If you’re buying a new home to accommodate it, you’ll need a plan to move everybody.
Moving multiple households isn’t easy, but it’s not as scary as it seems. Here are five tips to remember.
1. Plan Early
Usually, at the best of times, moving takes several weeks. However, if you’re moving more than one home, you may need more time.
Coordinating a few moves usually calls for advance notice to the moving company. Early planning allows you to have more options.
You’ll notice more obstacles if you move during the peak season of summer. However, moving during the off-season may offer better flexibility.
2. Establish Expectations
Before seriously planning the move, you should establish expectations for the multigenerational home with every adult. You need to be sure that everyone is on the same page.
Multigenerational homes might involve separate spaces and some shared spaces. Talk about who has control of each particular area. For the shared spaces, outline some compromises.

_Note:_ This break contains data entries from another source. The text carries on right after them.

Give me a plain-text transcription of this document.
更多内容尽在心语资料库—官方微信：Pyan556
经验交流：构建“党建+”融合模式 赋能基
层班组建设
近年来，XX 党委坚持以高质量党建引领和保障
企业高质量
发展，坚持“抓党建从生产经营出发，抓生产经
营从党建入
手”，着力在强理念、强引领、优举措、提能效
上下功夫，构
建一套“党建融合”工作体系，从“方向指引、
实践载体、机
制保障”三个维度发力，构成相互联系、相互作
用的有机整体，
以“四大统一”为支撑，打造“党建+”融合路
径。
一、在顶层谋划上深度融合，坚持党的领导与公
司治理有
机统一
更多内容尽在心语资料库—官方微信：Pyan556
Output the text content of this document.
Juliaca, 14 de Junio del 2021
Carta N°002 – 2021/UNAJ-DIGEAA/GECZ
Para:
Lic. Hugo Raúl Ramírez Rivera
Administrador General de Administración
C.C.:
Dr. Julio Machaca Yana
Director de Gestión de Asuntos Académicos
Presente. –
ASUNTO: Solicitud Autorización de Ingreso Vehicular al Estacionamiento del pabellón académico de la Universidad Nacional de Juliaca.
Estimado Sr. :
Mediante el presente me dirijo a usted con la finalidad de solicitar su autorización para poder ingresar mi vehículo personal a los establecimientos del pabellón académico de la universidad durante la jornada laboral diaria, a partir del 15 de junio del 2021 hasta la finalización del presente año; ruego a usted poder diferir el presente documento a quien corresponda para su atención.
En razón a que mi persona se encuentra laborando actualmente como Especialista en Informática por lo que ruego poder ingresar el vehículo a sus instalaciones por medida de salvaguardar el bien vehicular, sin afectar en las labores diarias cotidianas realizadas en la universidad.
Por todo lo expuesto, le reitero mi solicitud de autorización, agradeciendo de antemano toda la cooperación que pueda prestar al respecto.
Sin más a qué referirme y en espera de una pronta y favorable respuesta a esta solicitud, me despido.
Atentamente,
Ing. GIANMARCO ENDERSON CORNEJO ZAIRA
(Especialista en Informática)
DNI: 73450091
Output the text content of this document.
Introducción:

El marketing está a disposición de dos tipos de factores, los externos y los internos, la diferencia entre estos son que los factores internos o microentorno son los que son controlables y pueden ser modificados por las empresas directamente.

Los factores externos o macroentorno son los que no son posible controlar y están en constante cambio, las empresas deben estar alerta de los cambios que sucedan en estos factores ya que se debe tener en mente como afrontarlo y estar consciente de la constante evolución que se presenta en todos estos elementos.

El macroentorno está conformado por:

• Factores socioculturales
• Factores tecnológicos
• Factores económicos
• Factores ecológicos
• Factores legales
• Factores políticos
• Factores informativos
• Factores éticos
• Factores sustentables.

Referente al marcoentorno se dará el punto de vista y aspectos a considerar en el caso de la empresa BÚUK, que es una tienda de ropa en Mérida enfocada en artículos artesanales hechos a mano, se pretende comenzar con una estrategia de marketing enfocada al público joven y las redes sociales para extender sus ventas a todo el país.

If there is any conflict, try to work out the more manageable parts first. For example, it will be simpler to figure out control of a single room if everyone feels like they still have somewhere to put their stuff.
3. Divide the Home Into Zones
As you prepare for moving, you must clarify which rooms relate to each part of the family. Avoiding confusion will make packing easier.
Consider making a floor plan of the home. Be sure to include accessory dwelling units, the basement, and the garage. Then divide the house into zones, and assign each zone a color.
When you pack, label the boxes with a color that coordinates with that person’s zone. Then, on the day of the move, you can direct the movers to unload the cartons into the correct area.
4. Pack in Stages
If you’re packing for multiple families simultaneously, it’s best not to confuse it. Instead of packing a single room together, you should consider packing for the zone.
You could pack the kitchen items for one part of the family in one pass, then pack the kitchen items for the other.
Keeping the boxes organized by room and zone will also reduce mistakes. Consider staging the boxes by zone to estimate how much you will bring to the new home.
5. Consider Multiple Moves
If the idea of trying to coordinate multiple moves at once feels overwhelming, you’re not alone. Sometimes, it’s easier to do the work in more than one day.
Multiple moves make a lot of sense, particularly if you are moving from various locations that aren’t very close to one another.
Remember that cost may not be comparable for more than one move. So it’s a good idea to get a quote for either option if you’re unsure which one to choose.